Pause of J&J Vaccine to Continue; ACIP to Reconvene After More Data Collected


The CDC's Advisory Committee on Immunization Practices (ACIP) declined to change the current recommendation to pause administration of Johnson & Johnson's COVID-19 vaccine.

The CDC’s Advisory Committee on Immunization Practices (ACIP) Wednesday declined to change the current pause on distribution of Johnson & Johnson’s (J&J) COVID-19 vaccine in the United States.

Members cited the need for more complete evidence to justify voting on the measure, while some cited concerns a continued indefinite pause would be detrimental to ensuring the country's equitable vaccine rollout.

"By having more robust information, I think we can be more confident about how we talk about the safety of this vaccine,” said member Lynn Bahta, RN, MPH, CPH of the Minnesota health department.

The announcement comes a day after the FDA and CDC paused the use of the single-dose vaccine at federal sites following cases of rare and severe blood clots among 6 women who received the vaccine, one of whom died. The agencies also urged states to halt distribution, while the FDA is expected to review ACIP’s analysis and investigate the cases.

The pause was issued so health care providers could become aware of the problem and plan for appropriate management of the rare type of clot. Although blood clots are usually treated with the anticoagulant heparin, use of this therapy in patients with cerebral venous sinus thrombosis (CVST), the type of clot at issue, may be dangerous.

Reports of CVST in combination with thrombocytopenia (low platelets) prompted experts to stop the vaccinations to investigate safety issues. Thus far, 7.2 million doses of the J&J vaccine have been administered in the United States.

New medical details of the 6 women were revealed during the committee’s meeting Wednesday. Three women had obesity, 1 had hypothyroidism, 1 had hypertension, and 1 had asthma. No pre-existing coagulation disorders were reported. However, no obvious patterns of risk factors have been detected and no definitive cause for the condition has been established.

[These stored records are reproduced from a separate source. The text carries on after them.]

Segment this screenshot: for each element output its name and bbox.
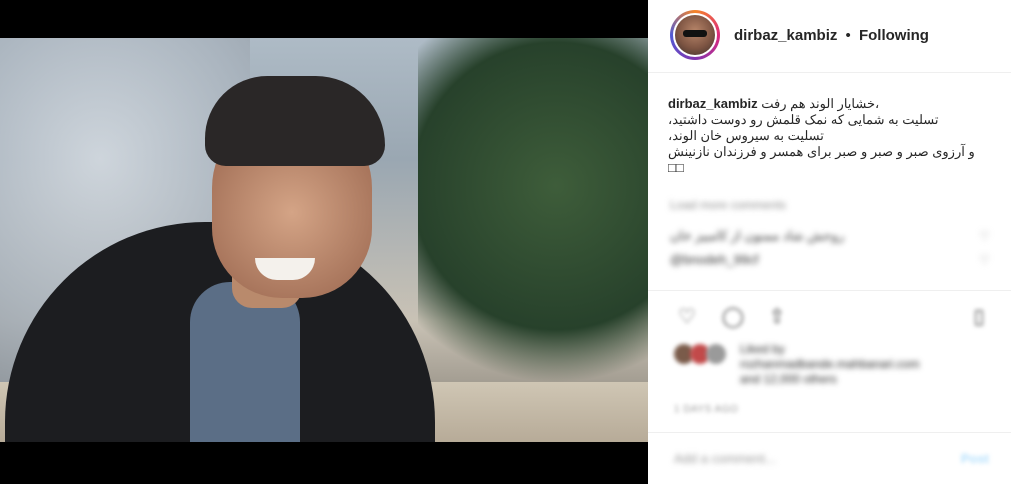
post-header: dirbaz_kambiz • Following [648,0,1011,73]
add-comment-bar: Add a comment... Post [648,432,1011,485]
comment-item: @bnodeh_99cf ♡ [670,252,990,267]
load-more-comments[interactable]: Load more comments [670,198,786,212]
avatar[interactable] [675,15,715,55]
post-photo[interactable] [0,38,648,442]
comment-input[interactable]: Add a comment... [674,451,776,466]
caption-text-1: تسلیت به شمایی که نمک قلمش رو دوست داشتی… [668,112,939,127]
header-separator: • [845,27,851,44]
photo-foliage [418,38,648,408]
post-side-panel: dirbaz_kambiz • Following dirbaz_kambiz … [648,0,1011,484]
post-caption: dirbaz_kambiz خشایار الوند هم رفت، تسلیت… [668,96,988,176]
header-username[interactable]: dirbaz_kambiz [734,27,837,44]
caption-text-2: تسلیت به سیروس خان الوند، [668,128,824,143]
likes-text[interactable]: Liked by rozhanmadbande.mahbanari.com an… [740,342,919,387]
comment-like-icon[interactable]: ♡ [979,253,990,267]
liked-by-others[interactable]: and 12,000 others [740,372,837,386]
post-comment-button[interactable]: Post [961,451,989,466]
comment-icon[interactable]: ◯ [720,303,746,329]
liked-by-user[interactable]: rozhanmadbande.mahbanari.com [740,357,919,371]
share-icon[interactable]: ⇧ [764,303,790,329]
likes-summary: Liked by rozhanmadbande.mahbanari.com an… [674,342,994,402]
comment-text: روحش شاد ممنون از کامبیز خان [670,228,845,243]
caption-text-4: □□ [668,160,684,175]
heart-icon[interactable]: ♡ [674,303,700,329]
liked-by-label: Liked by [740,342,785,356]
caption-text-3: و آرزوی صبر و صبر و صبر برای همسر و فرزن… [668,144,975,159]
story-ring[interactable] [670,10,720,60]
comment-item: روحش شاد ممنون از کامبیز خان ♡ [670,228,990,244]
header-user-row: dirbaz_kambiz • Following [734,27,929,44]
post-timestamp[interactable]: 1 DAYS AGO [674,404,738,415]
action-bar: ♡ ◯ ⇧ ▯ [648,290,1011,341]
avatar-frame [673,13,717,57]
liker-avatar[interactable] [706,344,726,364]
comment-text: @bnodeh_99cf [670,252,759,267]
caption-first-line: dirbaz_kambiz خشایار الوند هم رفت، [668,96,988,112]
caption-username[interactable]: dirbaz_kambiz [668,96,758,111]
comment-like-icon[interactable]: ♡ [979,229,990,243]
following-button[interactable]: Following [859,27,929,44]
photo-hair [205,76,385,166]
bookmark-icon[interactable]: ▯ [966,303,992,329]
caption-text-0: خشایار الوند هم رفت، [761,96,880,111]
media-panel [0,0,648,484]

Data presented at the meeting indicate cases of CVST following the J&J vaccine appear to exceed expected rates of CVST among women aged 20-50. CVST is a rare condition that affects between 0.22 and 1.57 per 100,000, accounting for roughly 0.5% to 1% of all strokes and usually occurs among females and patients under the age of 65.

Nearly all patients reported headaches as initial features of CVST. Other initial symptoms—which occurred a median of 8 days after inoculation (range 6-13)—included lethargy, vomiting, chills, fever, back pain and bruising, among others.

All patients were hospitalized and admitted to an intensive care unit (ICU). Late onset features included severe headache, abdominal pain, and left-side weakness among others. Three patients remain hospitalized, 2 remain in ICUs, while 2 patients have been discharged home.

Two individuals with CVST also had clots in their abdominal cavity or veins of their gastrointestinal tract.

This isn’t the first setback J&J has faced. A batch of 15 million doses was ruined at a Baltimore plant after a mix-up with ingredients. The plant also produces the AstraZeneca COVID-19 vaccine, and the ingredient mix-up destroyed the J&J doses.

In addition, the European Union is reviewing the J&J vaccine related to the blood clot issue. The European Medicines Agency’s (EMA) safety committee was already looking at how AstraZeneca’s COVID-19 vaccine is associated with rare cases of blood clots. The committee determined that “unusual blood clots with low blood platelets should be listed as very rare side effects” of the AstraZeneca vaccine. Similar to the J&J vaccine, most of the AstraZeneca cases “have occurred in women under 60 years of age within 2 weeks of vaccination.”